Perched somewhere in the middle of the fictional Auroa archipelago, myself and three other people, including our team leader, got set up for a two-hour tour of Ubisoft's upcoming deep open-world military shooter that riffs off of the good things from the addictive and fun ride that was Wildlands.


By now, you probably know the gist of the story: This time, the Ghosts are facing their equals. They are known as the Wolves, and their leader is Captain Cole Walker, a former Ghost, and aptly played by "Punisher" and "Walking Dead" star Jon Bernthal. The Wolves have made their home at Auroa and rule over it with a high-tech fist. What separates the Wolves from the Bolivian cartels you faced in Wildlands is not only the superior training, but also the superior weapons and equipment. If you follow the narrative, the Ghosts appear to be the underdogs. Story will apparently be an even bigger focus in Breakpoint, while also combining that feeling of working as a true special operator.

After our collective rolls in the dirt, our attention turned to other new features. One of the things that stood out was a semi-permanent injury system, which feels designed to not only penalize careless play, but emphasize the nature of harsher terrain. Drop from too high, you're messed up and need time to bandage yourself up. Wreck the car, you're messed up. Get shot up a little too much, you're messed up. You'll move slowly or hobble around until you actually take the time to sit down and fix yourself up. By the end of our playtime, our squad could a poster for bandaged limbs. Our squad driver … may have rolled us in a vehicle a few times.

Another new thing you and your squad can do is set up a bivouac, which is a temporary camp soldiers use to regroup. When you're not fixing battle damage, you're crafting items and tweaking your weapons. You can also choose to eat, rest or a variety of other things that can give you small boosts to your overall performance. You can also choose to change your classification. I stuck with being (or trying to be) a sharpshooter.

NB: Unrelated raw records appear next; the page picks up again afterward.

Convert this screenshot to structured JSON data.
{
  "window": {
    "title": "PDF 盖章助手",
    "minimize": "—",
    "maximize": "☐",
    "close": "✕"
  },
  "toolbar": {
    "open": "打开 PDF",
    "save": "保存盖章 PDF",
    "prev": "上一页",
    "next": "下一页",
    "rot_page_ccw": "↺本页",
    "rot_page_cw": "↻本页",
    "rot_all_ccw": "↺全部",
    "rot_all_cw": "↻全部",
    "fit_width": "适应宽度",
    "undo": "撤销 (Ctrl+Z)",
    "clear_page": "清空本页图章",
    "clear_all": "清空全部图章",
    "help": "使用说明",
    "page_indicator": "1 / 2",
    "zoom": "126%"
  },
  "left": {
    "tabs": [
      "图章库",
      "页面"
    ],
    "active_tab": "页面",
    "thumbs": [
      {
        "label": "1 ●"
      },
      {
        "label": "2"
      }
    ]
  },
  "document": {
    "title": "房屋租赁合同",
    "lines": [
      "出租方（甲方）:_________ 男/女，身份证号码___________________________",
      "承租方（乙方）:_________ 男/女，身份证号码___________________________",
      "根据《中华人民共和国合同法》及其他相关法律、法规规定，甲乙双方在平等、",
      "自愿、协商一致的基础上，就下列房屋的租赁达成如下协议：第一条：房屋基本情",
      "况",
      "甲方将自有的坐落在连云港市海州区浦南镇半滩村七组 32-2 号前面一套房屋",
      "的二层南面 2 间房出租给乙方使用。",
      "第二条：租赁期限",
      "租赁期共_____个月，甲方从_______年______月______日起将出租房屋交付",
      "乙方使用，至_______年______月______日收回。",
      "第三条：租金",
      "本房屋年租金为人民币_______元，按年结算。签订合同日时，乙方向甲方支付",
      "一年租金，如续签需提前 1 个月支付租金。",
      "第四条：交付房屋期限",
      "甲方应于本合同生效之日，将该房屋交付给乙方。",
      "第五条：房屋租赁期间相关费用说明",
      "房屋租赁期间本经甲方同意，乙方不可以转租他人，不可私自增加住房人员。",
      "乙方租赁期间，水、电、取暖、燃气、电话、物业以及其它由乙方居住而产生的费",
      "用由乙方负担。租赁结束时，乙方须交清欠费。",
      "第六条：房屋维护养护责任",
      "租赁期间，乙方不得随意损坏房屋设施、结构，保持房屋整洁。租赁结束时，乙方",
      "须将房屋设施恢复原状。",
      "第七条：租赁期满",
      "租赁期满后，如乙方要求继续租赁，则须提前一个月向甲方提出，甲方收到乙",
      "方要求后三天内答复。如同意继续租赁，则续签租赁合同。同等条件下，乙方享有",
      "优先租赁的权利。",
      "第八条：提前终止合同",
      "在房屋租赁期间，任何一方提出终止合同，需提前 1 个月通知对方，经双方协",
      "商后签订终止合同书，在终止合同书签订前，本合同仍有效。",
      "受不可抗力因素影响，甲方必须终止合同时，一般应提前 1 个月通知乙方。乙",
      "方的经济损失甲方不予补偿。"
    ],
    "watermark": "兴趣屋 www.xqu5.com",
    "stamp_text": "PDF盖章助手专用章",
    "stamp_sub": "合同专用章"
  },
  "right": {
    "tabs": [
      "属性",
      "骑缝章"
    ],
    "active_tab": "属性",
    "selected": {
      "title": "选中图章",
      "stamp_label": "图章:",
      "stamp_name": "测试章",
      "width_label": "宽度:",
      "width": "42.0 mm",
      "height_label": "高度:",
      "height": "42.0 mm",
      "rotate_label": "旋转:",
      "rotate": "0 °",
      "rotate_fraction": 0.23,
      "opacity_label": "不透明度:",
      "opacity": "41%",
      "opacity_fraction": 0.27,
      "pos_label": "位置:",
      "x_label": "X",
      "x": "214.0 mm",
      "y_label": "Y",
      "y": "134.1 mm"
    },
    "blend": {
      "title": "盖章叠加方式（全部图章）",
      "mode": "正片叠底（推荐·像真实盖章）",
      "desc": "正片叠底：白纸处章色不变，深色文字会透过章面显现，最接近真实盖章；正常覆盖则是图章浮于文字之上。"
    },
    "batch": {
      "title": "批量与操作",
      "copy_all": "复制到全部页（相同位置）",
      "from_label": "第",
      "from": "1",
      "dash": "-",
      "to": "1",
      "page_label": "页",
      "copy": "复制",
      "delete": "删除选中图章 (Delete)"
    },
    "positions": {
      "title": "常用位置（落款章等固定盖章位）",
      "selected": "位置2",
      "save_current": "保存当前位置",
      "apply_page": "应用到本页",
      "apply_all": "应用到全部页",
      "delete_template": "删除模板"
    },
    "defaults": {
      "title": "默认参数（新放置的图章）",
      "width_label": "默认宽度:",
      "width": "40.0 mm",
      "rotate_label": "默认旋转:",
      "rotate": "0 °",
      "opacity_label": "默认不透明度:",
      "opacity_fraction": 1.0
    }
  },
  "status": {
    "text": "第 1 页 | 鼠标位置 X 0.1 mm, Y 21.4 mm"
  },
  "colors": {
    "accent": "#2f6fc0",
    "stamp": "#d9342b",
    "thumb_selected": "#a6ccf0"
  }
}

Our first mission was a rescue operation to extract and safeguard an engineer from the confines of a base. If you've played Wildlands most recently, then you'll more than seamlessly slide into the way things are done in Breakpoint, for the most part. Thankfully, I can give credit to my teammates and squad leader for buying into the notion of really working together. We moved as a group, took cover and went prone when patrols went by and synced up some beautiful simultaneous sniping shots. Our squad leader would get a good read of who was where on the map, and I got to say things like, "I've got eyes on the dude in the tower," or answer questions like, "Two guys walking near the door, I've got one, who has the other?" We balanced cool moments like that with awesome human error, like when one of my squadmates accidentally set me on fire or when I ruined about 10 minutes' worth of planning on another mission when I forgot to silence my rifle, which alerted everyone and led to a mad scramble, which we survived somehow.

We rinsed and repeated over the course of our hands-on session, which also included some driving around (and wrecking), along with another aspect separate from Wildlands: drone combat.


One of our last acts as a group was taking down a "behemoth," which is a giant drones/robots that patrols a part of the map. We had to coordinate attacks, hit weak spots when armor was knocked off and make sure to not get caught in the drone's sights and get hit with some kind of fatal payload. It felt a little like Horizon Zero Dawn, trying to take down a big, mobile machine. We succeeded, bandaged up and all, and got some goodies in the process.

We're told that Ghost Recon: Breakpoint will also have a greater focus on storytelling, which I welcome as someone who mostly flies solo during my gaming. It'll also feature a much bigger map than the one in Wildlands, so there are going to be even more places to invest your time. We'll all get a chance to dig deeper in the Breakpoint dirt on Oct. 4 of this year.